At 13 years old, Melissa was scouted by a talent hunt reality contest in Kerala. At the time, she was only in 8th standard and was cast as a VJ for various shows on the leading Malayalam TV channel, Asianet. She soon became a popular VJ of the Malayalam show, "Valkannadi". 
She eventually stop VJ-ing to focus on her studies.

Melissa ranked first in her school and state with a final percentage of 97.33% in the CBSE Class X Board Exams. She then secured the SIA Youth scholarship awarded by the Ministry of Education, Singapore to study towards her GCE A Levels at Meridian Junior College. Believing that it would be a good learning and growth experience for her, Melissa took up the opportunity and moved to Singapore at the age of 16.
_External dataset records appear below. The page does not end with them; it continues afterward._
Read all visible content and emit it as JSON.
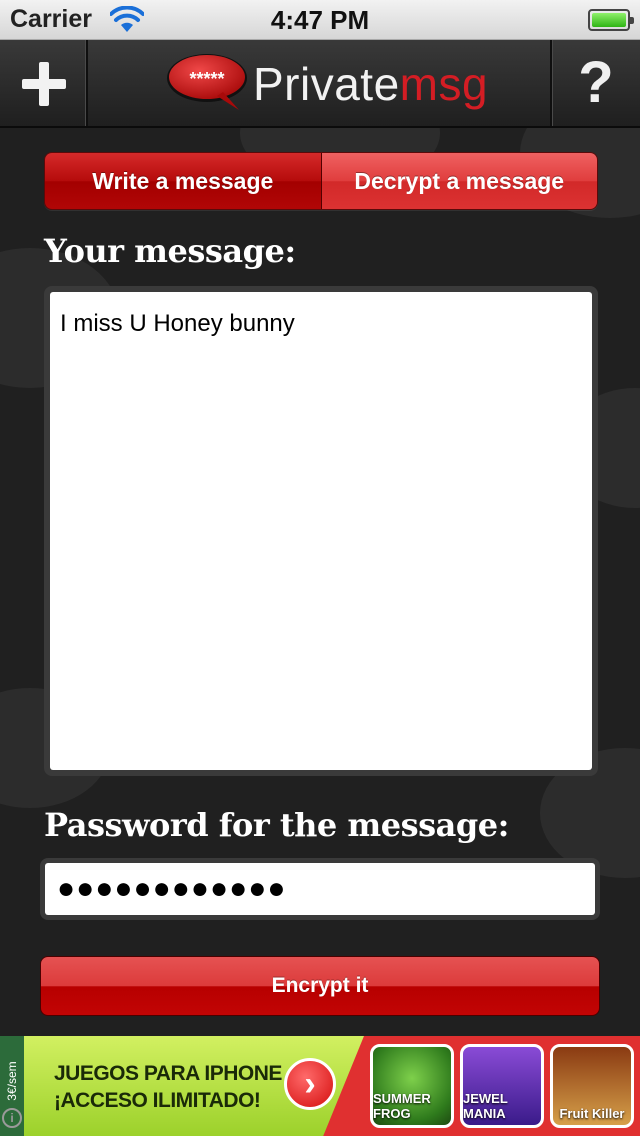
{
  "status_bar": {
    "carrier": "Carrier",
    "time": "4:47 PM"
  },
  "nav_bar": {
    "logo": {
      "bubble_text": "*****",
      "word_main": "Private",
      "word_accent": "msg"
    },
    "help_label": "?"
  },
  "tabs": [
    {
      "label": "Write a message",
      "active": true
    },
    {
      "label": "Decrypt a message",
      "active": false
    }
  ],
  "message": {
    "label": "Your message:",
    "value": "I miss U Honey bunny"
  },
  "password": {
    "label": "Password for the message:",
    "masked_value": "●●●●●●●●●●●●"
  },
  "encrypt_button": {
    "label": "Encrypt it"
  },
  "ad": {
    "price": "3€/sem",
    "line1": "JUEGOS PARA IPHONE",
    "line2": "¡ACCESO ILIMITADO!",
    "games": [
      "SUMMER FROG",
      "JEWEL MANIA",
      "Fruit Killer"
    ]
  },
  "colors": {
    "accent": "#d41d24",
    "tab_active": "#b50b0b",
    "tab_inactive": "#e03d3d",
    "background": "#202020"
  }
}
In 2012, Melissa was crowned the winner of the Navy Queen 2012 beauty pageant. After winning the pageant, she went back to Singapore to complete her undergraduate studies at the National University of Singapore. An accomplished scholar, she was part of the Dean's Honour Roll in Academic Year 2011-12 as well as Academic Year 2012-13.

Career
From 2016 to 2018, Melissa starred in various print and television advertisements including Television Commercials for major brands like "Mercedes Benz", "Kalyan Jewellers" and "Malabar Gold and Diamonds".
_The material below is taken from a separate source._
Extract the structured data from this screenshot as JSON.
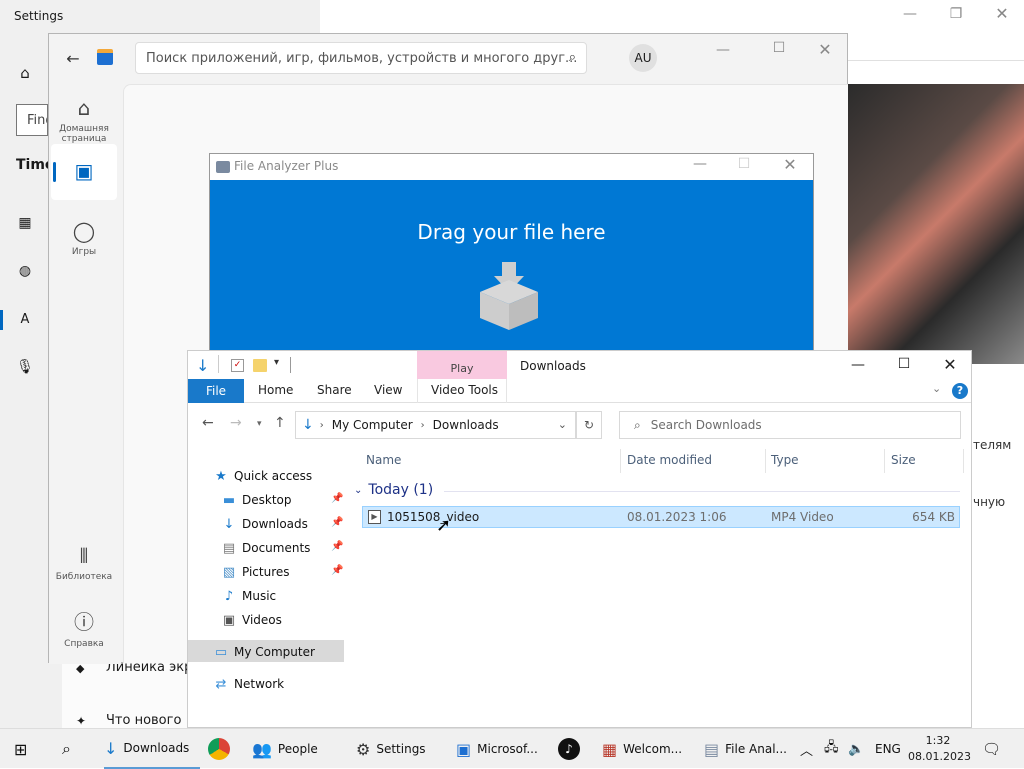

In January 2019, Melissa wrote and starred in the well-received short film Faded.

In 2019, she made her feature film debut in Geetu Mohandas' bilingual film Moothon (2019), which premiered at the Toronto International Film Festival 2019 internationally and at the Mumbai Film Festival 2019 in India. She played the challenging role of the character Amina, a village girl from Lakshadweep who reaches Mumbai and undergoes transformation.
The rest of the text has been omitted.